Working with the valuation derived from emerging market peers, MTN Nigeria may be selling a 5.8 percent stake, when it makes an initial offering this year.
Standard Bank Group Ltd. and Citigroup Inc. have been advising Africa’s largest mobile-phone company on the disposal of as much as 30 percent of the Lagos-based unit on the Nigerian Stock Exchange.
Local brokerage firm, IC Securities Ghana Ltd, will handle the Ghanaian sale, according to sources familiar with the matter.
MTN agreed to list the Nigerian unit as part of a June 2016 agreement to pay a $1 billion fine for missing a deadline to disconnect unregistered subscribers amid a security crackdown.
The penalty, originally set at $5.2 billion, led to the resignation of the Johannesburg-based company’s then chief executive officer, a first ever full-year loss and a slump in the share price that’s yet to be clawed back.
MTN, Nigeria’s biggest mobile-phone company with just over 50 million subscribers as of end September, slumped to a loss in 2016 as it absorbed the financial impact of the fine, though said last month it returned to profit the following year.
Nigeria and other sub-Saharan African governments are trying to gain more from international mobile-phone operators taking advantage of rising smartphone use and faster data speeds.
MTN has also agreed to sell shares in Ghana as one of the conditions of a deal to gain spectrum rights, while Vodacom Group Ltd., South Africa’s market leader, was ordered to list 25 percent of its Tanzanian business last year, raising $213 million.
MTN had 230.2 million subscribers in 22 countries across Africa and the Middle East as of the end of September, with Nigeria, Iran and South Africa its three biggest markets.
The Group’s share price fell 0.26 percent Thursday February 22 2018, to 12,590 rand in Johannesburg, giving it a market capitalisation of 236.853 billion rand ($20 billion), according to Bloomberg data.
Telco’s like MTN are grappling with declining voice revenues as consumers turn to data-based platforms such as WhatsApp to make calls.
In the six months to June 2017, MTN’s voice revenue in South Africa — where SIM-card penetration far exceeds MTN’s other markets — fell 5 percent. But voice revenues in Nigeria and other African markets rose.

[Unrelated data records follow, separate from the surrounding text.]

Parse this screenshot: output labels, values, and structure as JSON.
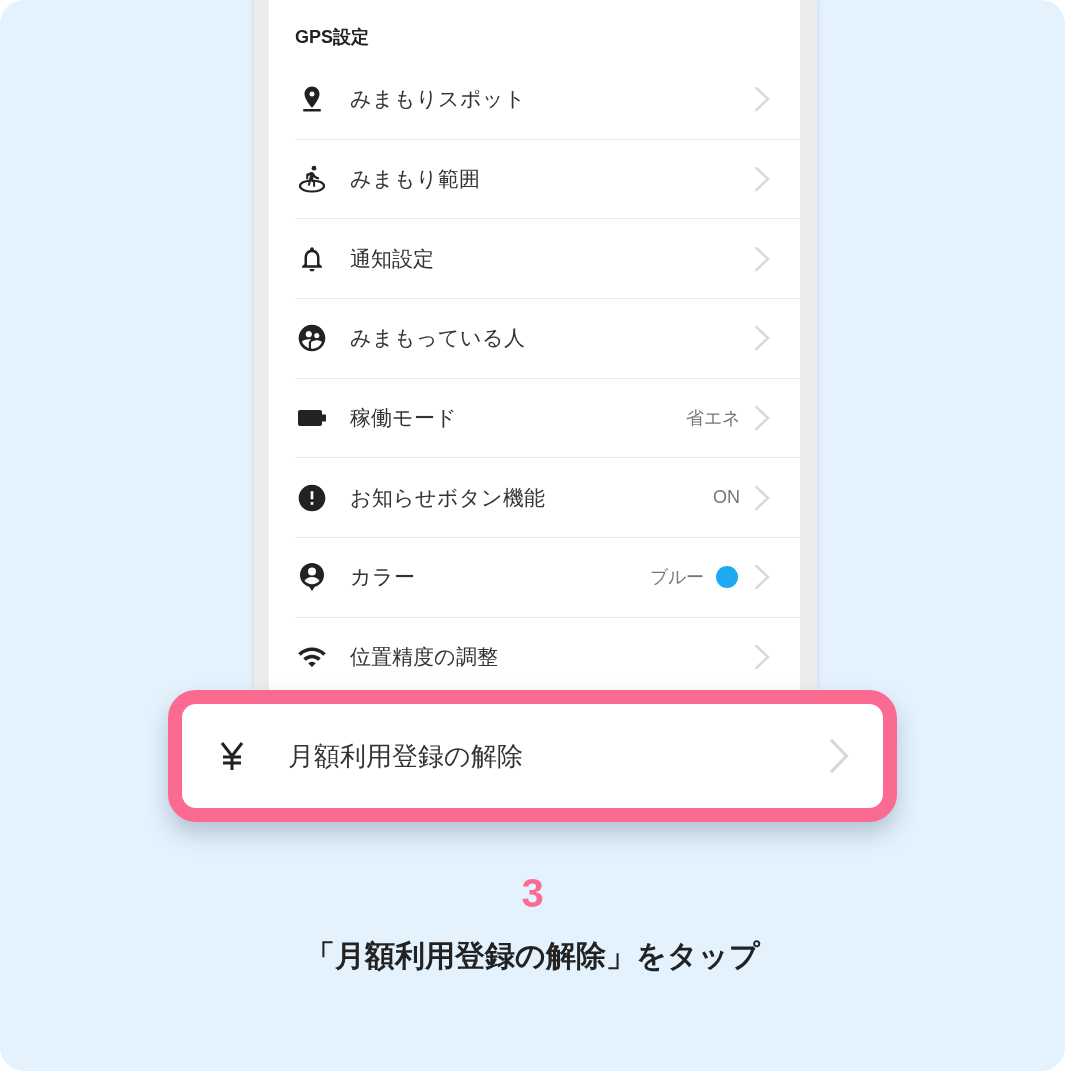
{
  "section_title": "GPS設定",
  "rows": [
    {
      "label": "みまもりスポット"
    },
    {
      "label": "みまもり範囲"
    },
    {
      "label": "通知設定"
    },
    {
      "label": "みまもっている人"
    },
    {
      "label": "稼働モード",
      "value": "省エネ"
    },
    {
      "label": "お知らせボタン機能",
      "value": "ON"
    },
    {
      "label": "カラー",
      "value": "ブルー",
      "color": "#1eaaf0"
    },
    {
      "label": "位置精度の調整"
    }
  ],
  "highlighted_item": {
    "label": "月額利用登録の解除"
  },
  "step": {
    "number": "3",
    "caption": "「月額利用登録の解除」をタップ"
  }
}
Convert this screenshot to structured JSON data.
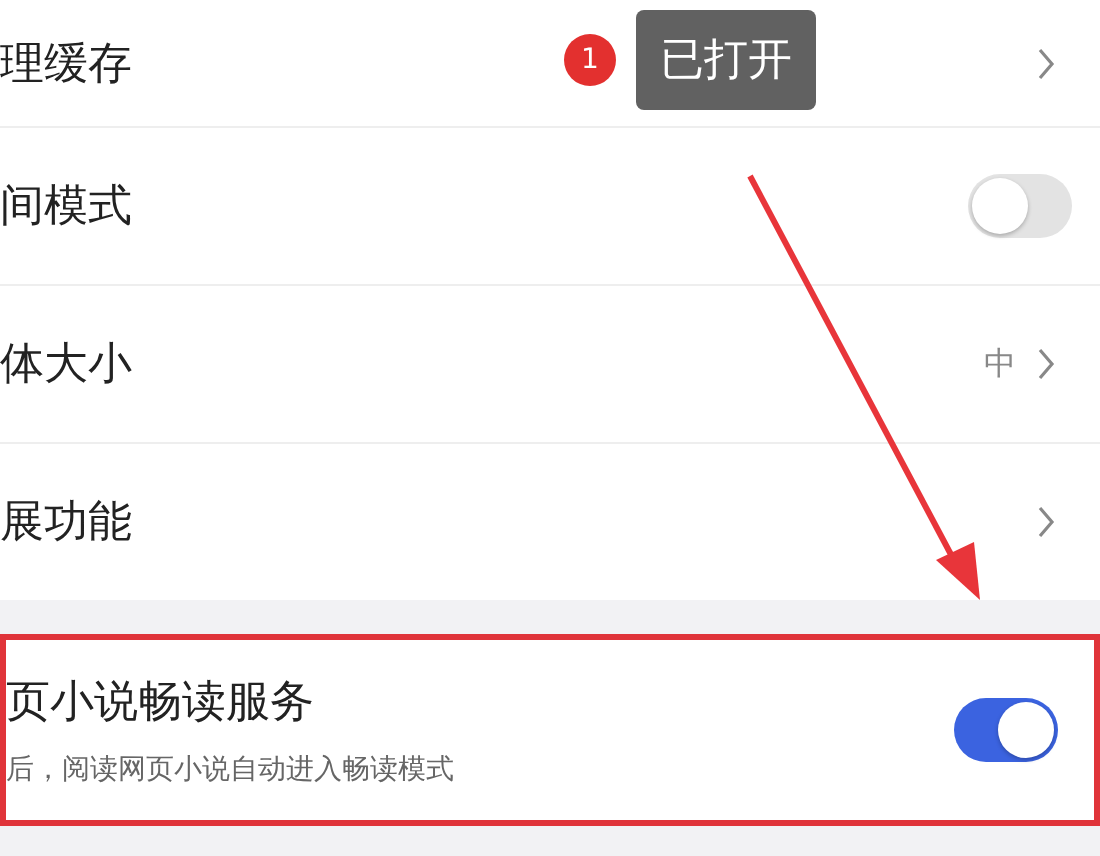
{
  "settings": [
    {
      "kind": "chevron",
      "label": "理缓存"
    },
    {
      "kind": "toggle",
      "label": "间模式",
      "on": false
    },
    {
      "kind": "value",
      "label": "体大小",
      "value": "中"
    },
    {
      "kind": "chevron",
      "label": "展功能"
    }
  ],
  "reader_service": {
    "title": "页小说畅读服务",
    "description": "后，阅读网页小说自动进入畅读模式",
    "on": true,
    "highlighted": true
  },
  "callout": {
    "badge": "1",
    "text": "已打开"
  }
}
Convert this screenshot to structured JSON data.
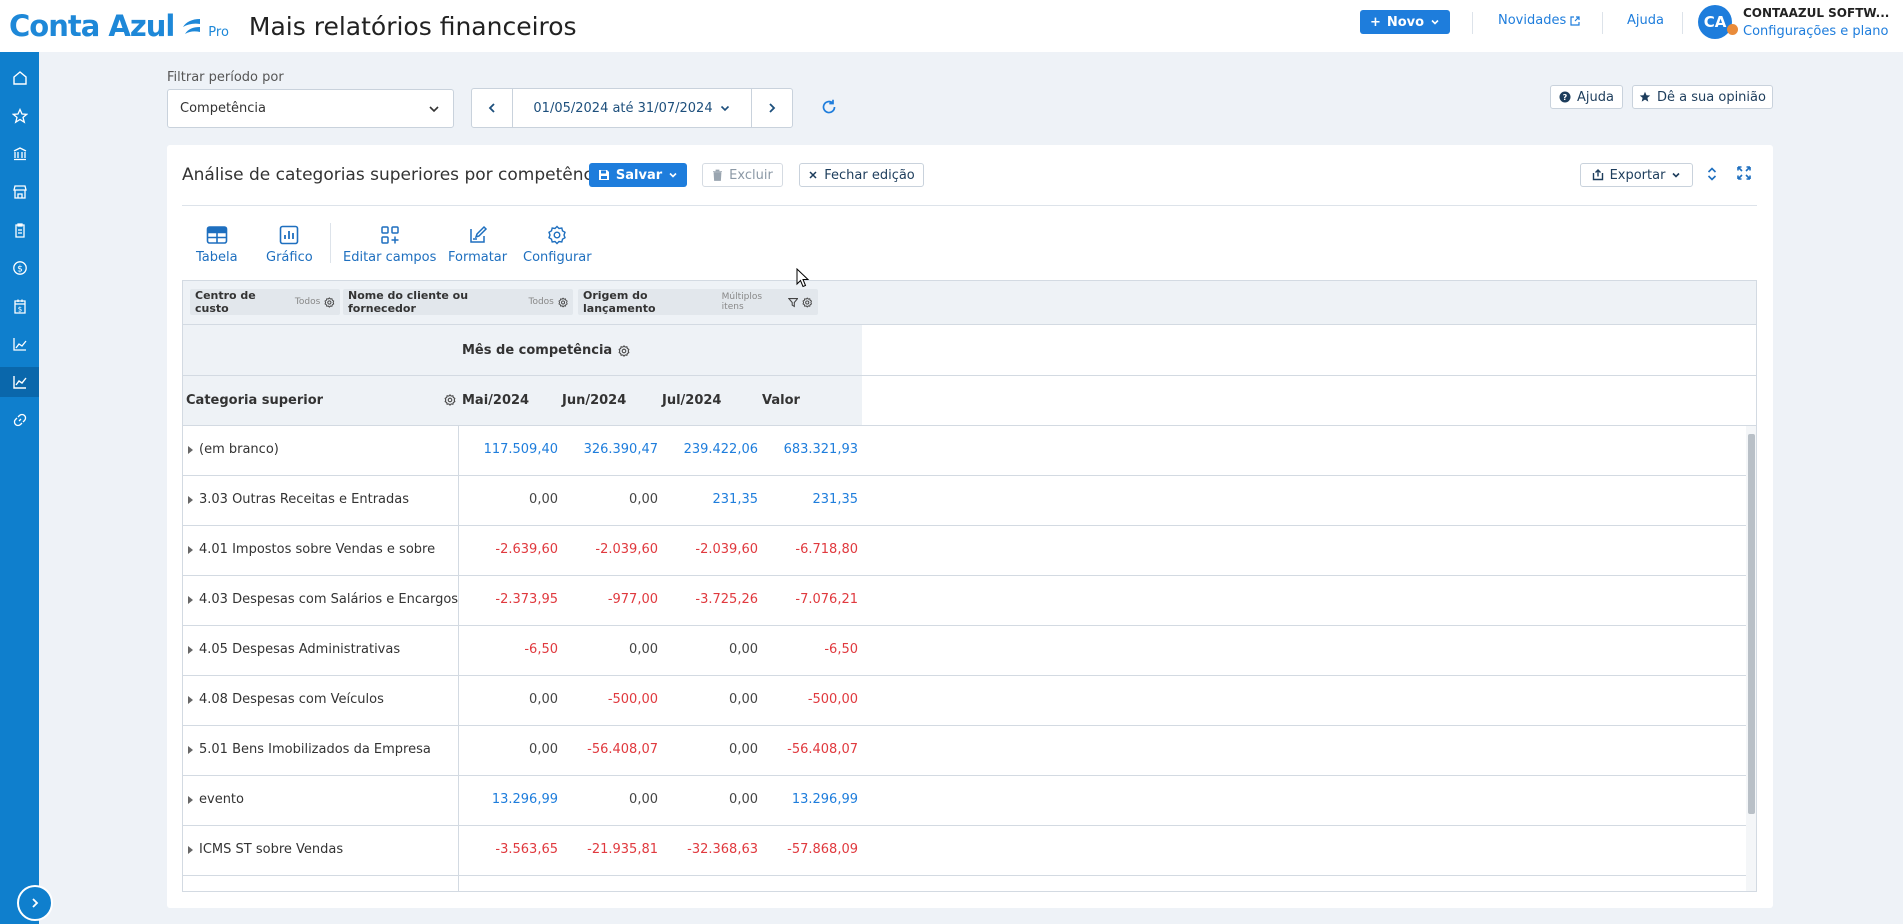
{
  "app": {
    "logo_text": "Conta Azul",
    "logo_badge": "Pro",
    "page_title": "Mais relatórios financeiros"
  },
  "topbar": {
    "new_label": "Novo",
    "news_label": "Novidades",
    "help_label": "Ajuda",
    "avatar_initials": "CA",
    "company_name": "CONTAAZUL SOFTW...",
    "config_label": "Configurações e plano"
  },
  "sidebar": {
    "items": [
      "home-icon",
      "star-icon",
      "bank-icon",
      "store-icon",
      "clipboard-icon",
      "money-icon",
      "calendar-money-icon",
      "report-icon",
      "chart-icon",
      "link-icon"
    ],
    "active_item": "chart-icon"
  },
  "filters": {
    "period_label": "Filtrar período por",
    "period_type": "Competência",
    "date_range": "01/05/2024 até 31/07/2024",
    "help_button": "Ajuda",
    "feedback_button": "Dê a sua opinião"
  },
  "report": {
    "title": "Análise de categorias superiores por competência",
    "save_label": "Salvar",
    "delete_label": "Excluir",
    "close_edit_label": "Fechar edição",
    "export_label": "Exportar",
    "tools": [
      "Tabela",
      "Gráfico",
      "Editar campos",
      "Formatar",
      "Configurar"
    ],
    "filter_chips": [
      {
        "name": "Centro de custo",
        "value": "Todos"
      },
      {
        "name": "Nome do cliente ou fornecedor",
        "value": "Todos"
      },
      {
        "name": "Origem do lançamento",
        "value": "Múltiplos itens"
      }
    ],
    "column_group_header": "Mês de competência",
    "row_header": "Categoria superior",
    "columns": [
      "Mai/2024",
      "Jun/2024",
      "Jul/2024",
      "Valor"
    ],
    "rows": [
      {
        "category": "(em branco)",
        "values": [
          "117.509,40",
          "326.390,47",
          "239.422,06",
          "683.321,93"
        ]
      },
      {
        "category": "3.03 Outras Receitas e Entradas",
        "values": [
          "0,00",
          "0,00",
          "231,35",
          "231,35"
        ]
      },
      {
        "category": "4.01 Impostos sobre Vendas e sobre",
        "values": [
          "-2.639,60",
          "-2.039,60",
          "-2.039,60",
          "-6.718,80"
        ]
      },
      {
        "category": "4.03 Despesas com Salários e Encargos",
        "values": [
          "-2.373,95",
          "-977,00",
          "-3.725,26",
          "-7.076,21"
        ]
      },
      {
        "category": "4.05 Despesas Administrativas",
        "values": [
          "-6,50",
          "0,00",
          "0,00",
          "-6,50"
        ]
      },
      {
        "category": "4.08 Despesas com Veículos",
        "values": [
          "0,00",
          "-500,00",
          "0,00",
          "-500,00"
        ]
      },
      {
        "category": "5.01 Bens Imobilizados da Empresa",
        "values": [
          "0,00",
          "-56.408,07",
          "0,00",
          "-56.408,07"
        ]
      },
      {
        "category": "evento",
        "values": [
          "13.296,99",
          "0,00",
          "0,00",
          "13.296,99"
        ]
      },
      {
        "category": "ICMS ST sobre Vendas",
        "values": [
          "-3.563,65",
          "-21.935,81",
          "-32.368,63",
          "-57.868,09"
        ]
      }
    ]
  },
  "colors": {
    "brand": "#1e88d8",
    "primary_button": "#1e7ddc",
    "sidebar": "#0f7fcd",
    "positive_value": "#1e7ddc",
    "negative_value": "#e0393e"
  }
}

MTN has about 49.5 million customers in Iran, just under Nigeria’s 50.3 million and has repatriated almost $1 billion from the country in the last 12 months.
Founded at the end of white rule in 1994, MTN’s clashes with regulators in the past few years had held back growth and threatened to tarnish its image as one of post-apartheid South Africa’s biggest commercial successes.